Religie, schreef Marjoleine de Vos (NRC 24 december 2015), is een uiting van het menselijke ‘verlangen naar betekenis’. Religie vergroot het leven en verleent het de proporties van een drama. Maar kan ons leven zoveel betekenis aan? Nee, zegt De Vos, doorgaans is het te morsig en te zwaar voor het weidse religieuze verhaal. En als je dat verhaal aan het leven wilt opleggen, zijn brokken gauw gemaakt.

In de Bijbel spreekt een profeet over ‘de dag der kleine dingen’. Dat is zo’n dag waarop er niets uit je handen komt. Een dag niet geleefd.
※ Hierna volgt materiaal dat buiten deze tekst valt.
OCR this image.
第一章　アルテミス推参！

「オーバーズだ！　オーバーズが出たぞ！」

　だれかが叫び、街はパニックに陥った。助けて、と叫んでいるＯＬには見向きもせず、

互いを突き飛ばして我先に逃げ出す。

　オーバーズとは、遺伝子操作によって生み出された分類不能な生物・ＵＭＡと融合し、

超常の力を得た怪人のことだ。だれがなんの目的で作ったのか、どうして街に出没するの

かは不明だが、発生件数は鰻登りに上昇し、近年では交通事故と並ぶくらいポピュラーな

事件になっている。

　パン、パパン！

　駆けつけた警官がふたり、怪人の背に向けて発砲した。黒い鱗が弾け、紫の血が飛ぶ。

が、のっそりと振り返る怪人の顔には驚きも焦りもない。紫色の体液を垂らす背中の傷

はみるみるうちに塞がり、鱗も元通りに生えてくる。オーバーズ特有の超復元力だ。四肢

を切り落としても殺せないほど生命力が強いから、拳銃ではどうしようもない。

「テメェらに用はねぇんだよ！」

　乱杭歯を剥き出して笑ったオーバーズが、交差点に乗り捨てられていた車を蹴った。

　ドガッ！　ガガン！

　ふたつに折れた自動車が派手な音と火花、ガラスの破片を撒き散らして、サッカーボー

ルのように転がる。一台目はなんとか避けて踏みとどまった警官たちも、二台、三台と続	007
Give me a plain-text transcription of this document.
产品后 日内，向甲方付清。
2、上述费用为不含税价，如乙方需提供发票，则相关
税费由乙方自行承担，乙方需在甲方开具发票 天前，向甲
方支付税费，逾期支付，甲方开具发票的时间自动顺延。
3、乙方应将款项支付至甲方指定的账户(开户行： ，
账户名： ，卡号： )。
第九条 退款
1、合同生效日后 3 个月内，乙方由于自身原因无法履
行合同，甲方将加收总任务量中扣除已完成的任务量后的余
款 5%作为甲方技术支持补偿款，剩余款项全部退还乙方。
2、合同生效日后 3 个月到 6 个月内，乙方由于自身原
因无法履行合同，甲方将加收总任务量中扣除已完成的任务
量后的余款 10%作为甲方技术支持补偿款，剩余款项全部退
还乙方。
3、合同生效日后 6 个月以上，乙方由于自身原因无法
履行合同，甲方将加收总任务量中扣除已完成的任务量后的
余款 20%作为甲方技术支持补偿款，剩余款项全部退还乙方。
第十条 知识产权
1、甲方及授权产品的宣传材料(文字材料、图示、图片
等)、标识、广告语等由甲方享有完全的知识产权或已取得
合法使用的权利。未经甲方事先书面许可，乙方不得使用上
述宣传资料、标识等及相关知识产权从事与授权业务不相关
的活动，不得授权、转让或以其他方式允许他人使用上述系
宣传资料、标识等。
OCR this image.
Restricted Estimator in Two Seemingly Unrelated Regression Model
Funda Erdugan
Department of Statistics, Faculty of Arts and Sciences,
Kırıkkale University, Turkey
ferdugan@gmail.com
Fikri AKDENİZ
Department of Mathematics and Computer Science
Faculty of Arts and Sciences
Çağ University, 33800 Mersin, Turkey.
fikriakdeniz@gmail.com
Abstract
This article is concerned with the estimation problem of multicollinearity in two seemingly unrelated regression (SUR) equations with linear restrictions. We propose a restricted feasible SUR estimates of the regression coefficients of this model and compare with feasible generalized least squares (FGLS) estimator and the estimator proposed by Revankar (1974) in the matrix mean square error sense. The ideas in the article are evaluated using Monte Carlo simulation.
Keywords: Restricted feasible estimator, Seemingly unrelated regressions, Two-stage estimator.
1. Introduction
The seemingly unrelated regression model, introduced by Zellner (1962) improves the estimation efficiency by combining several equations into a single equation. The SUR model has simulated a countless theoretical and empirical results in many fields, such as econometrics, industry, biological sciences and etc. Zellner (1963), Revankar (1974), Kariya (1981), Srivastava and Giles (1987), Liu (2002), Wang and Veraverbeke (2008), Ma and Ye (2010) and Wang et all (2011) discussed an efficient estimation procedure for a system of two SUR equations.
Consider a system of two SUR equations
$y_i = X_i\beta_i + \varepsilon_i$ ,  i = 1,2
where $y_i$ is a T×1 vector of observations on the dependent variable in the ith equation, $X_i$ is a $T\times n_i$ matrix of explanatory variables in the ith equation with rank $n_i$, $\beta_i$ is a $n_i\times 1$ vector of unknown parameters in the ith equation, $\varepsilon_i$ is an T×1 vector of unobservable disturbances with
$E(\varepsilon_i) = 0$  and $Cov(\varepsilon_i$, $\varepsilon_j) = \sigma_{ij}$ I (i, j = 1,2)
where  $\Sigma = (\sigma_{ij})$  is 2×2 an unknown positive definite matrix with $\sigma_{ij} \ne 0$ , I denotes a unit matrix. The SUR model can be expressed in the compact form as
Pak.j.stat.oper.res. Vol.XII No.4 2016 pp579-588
Een dag achter de geraniums. Zulke dagen probeer je te vermijden. Als dat kan. De profeet spreekt tot mensen die in de kleine dingen dreigen om te komen. Een van hen is Zerubbabel, een man met grote ambities. Hij wil de Jeruzalemse tempel herbouwen die 60 jaar eerder is verwoest, maar het project komt niet van de grond. Zerubbabel moet zich daar flink aan hebben geërgerd. Dat leid ik af uit wat hij van de profeet te horen krijgt: ‘Niet door macht of geweld, maar door mijn Geest zal het geschieden.’ Zerubbabel, stadhouder van de Perzische koning in Jeruzalem, had alle weifelaars, dwarsliggers en weglopers op zijn pad met hun koppen tegen elkaar willen slaan. Maar de profeet zei: niet doen, ‘wie veracht de dag der kleine dingen? Men zal zich verheugen en het paslood in de hand van Zerubbabel zien.’

Ik stel me Zerubbabel voor, ijsberend door die enorme bouwput, met het bouwplan voor de tempel in zijn hoofd. Niets komt uit zijn handen. Nou ja, niets? Ginds in de hoek schuiven een paar mannen wat puin opzij. Verderop zijn er twee of drie aan het spitten. Een vrouw komt wat sieraden brengen. Zerubbabel denkt vast niet: alle kleine beetjes helpen. Maar misschien wel: dit marginale getob is goed getob. Er zit Geest in. En met de Geest is het: weinig kan veel. Net als het mosterdzaadje.

Is religie ‘verlangen naar betekenis’? Het schminken van het alledaagse leven? Soms denk ik dat. Dan span ik mij in om het Grote Verhaal tussen de kleine dingen te persen. Zelden met goed resultaat. Heeft religie daarmee afgedaan? Er is kennelijk nog meer religie. Zerubbabel moest de tempel bouwen zonder de kleine dingen te verachten. Dus zonder zijn tegenstanders de mond te snoeren, zonder te wanhopen aan de futiliteit van het werk, zonder neer te kijken op de geraniums. Toen kwam de Geest en is ‘t grote werk gedaan.